Lotte's Founder Loses Hotel Lotte Board Seat Amid Family Feud

  • Shin Kyuk Ho had been board member since unit started in 1973
  • Shin's sons are tussling for leadership over the retail group

An employee arranges a bed inside a royal suite room at the Hotel Lotte Co. Seoul hotel in South Korea.

Photographer: SeongJoon Cho/Bloomberg

Shin Kyuk Ho, the 93-year-old founder of Korean-Japanese retail giant Lotte Group, has lost his board seat at the family-controlled conglomerate’s lodgings and duty-free sales unit Hotel Lotte Co. amid a leadership struggle between two of his sons.

Shin’s term expired on March 28, Lotte Group said in a statement. He had been a board member since 1973, when the unit was founded.

Shin’s elder son Dong Joo last July attempted to oust his brother Dong Bin as chairman of the group, only to see that plan backfire and their father sidelined. The patriarch, who started Lotte in Japan in 1948, earlier this month also lost his board seat at another unit Lotte Confectionery Co., while Dong Bin was re-appointed.

Shareholders of Tokyo-based Lotte Holdings Co., a particularly important unit within the group because of its stakes in key affiliates and its role in coordinating strategy, on March 6 voted to oppose a measure to remove Shin Dong Bin that was proposed by his elder brother.

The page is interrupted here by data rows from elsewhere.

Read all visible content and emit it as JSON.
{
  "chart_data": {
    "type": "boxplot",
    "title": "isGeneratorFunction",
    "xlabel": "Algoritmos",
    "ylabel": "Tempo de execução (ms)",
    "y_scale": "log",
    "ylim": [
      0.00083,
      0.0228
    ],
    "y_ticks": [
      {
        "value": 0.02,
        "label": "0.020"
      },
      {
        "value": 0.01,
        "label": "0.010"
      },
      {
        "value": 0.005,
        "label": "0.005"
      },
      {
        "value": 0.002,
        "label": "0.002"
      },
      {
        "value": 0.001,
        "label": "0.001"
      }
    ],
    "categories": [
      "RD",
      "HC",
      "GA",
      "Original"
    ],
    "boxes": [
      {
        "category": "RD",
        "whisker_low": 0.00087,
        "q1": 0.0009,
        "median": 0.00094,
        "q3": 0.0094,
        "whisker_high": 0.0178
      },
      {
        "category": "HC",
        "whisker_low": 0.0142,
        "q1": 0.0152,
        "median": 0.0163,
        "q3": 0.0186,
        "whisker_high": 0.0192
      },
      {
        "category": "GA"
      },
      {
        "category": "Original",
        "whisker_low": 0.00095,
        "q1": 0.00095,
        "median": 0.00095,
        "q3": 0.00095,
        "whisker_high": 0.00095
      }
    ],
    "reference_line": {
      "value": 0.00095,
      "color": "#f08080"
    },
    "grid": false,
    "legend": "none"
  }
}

Shin Dong Bin has been pushing for a public offering of Hotel Lotte that could help reduce stakes in the unit held by the group’s Japanese affiliates, a complicated relationship that has caused Lotte to be lambasted by Korean politicians. The IPO will be postponed to June from May 12, the Seoul Economic Daily reported March 14, citing unidentified officials in investment banking industry.